Convertida en celebrity de los paneles televisivos de chismes y oriunda de Villarino, un pueblo cercano a Bahía Blanca, Marengo fue mencionada como una posibilidad interesante por Juan Pablo Baylac, aquel radical de la Alianza hoy cercano al PRO que también proviene de la zona. Un par de tweets de la rubia bastaron para que la red estallara y el macrismo saliera asustado a bajarle el pulgar a la candidata mediática.


Es cierto que hay famosos más famosos que Marengo y famosos que acreditan un capital artístico o deportivo que los hace lucir más atractivos para el mercado electoral. Pero también es cierto que los pobres resultados de gestión obtenidos por los dirigentes políticos profesionales en 30 años de democracia le han abierto las puertas del poder a tantas otras profesiones para que transformen el laboratorio del fracaso en que se ha convertido la Argentina en muchos aspectos de la realidad.

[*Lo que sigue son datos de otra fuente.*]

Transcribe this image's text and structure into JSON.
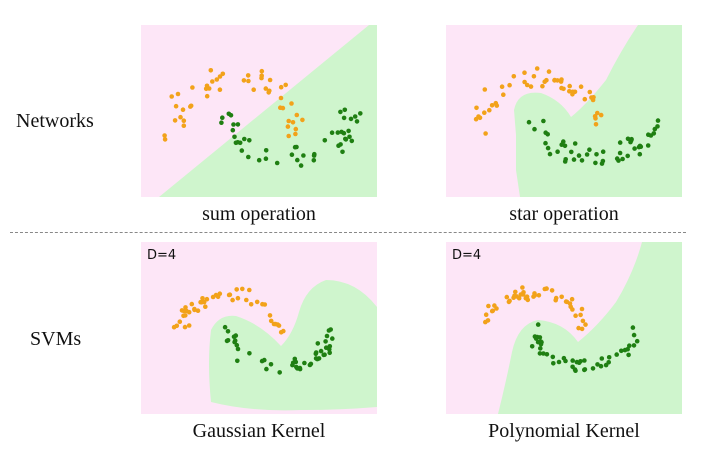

Famosos de buena vibración con la gente; candidaturas testimoniales de dirigentes que después no ocupan el cargo para que el que son elegidos; cambios oportunos de domicilio. Todo vale en la política si se trata de conseguir el respaldo popular que luego resulta tan difícil convertir en resultados concretos que mejoren al menos un poco la calidad de vida.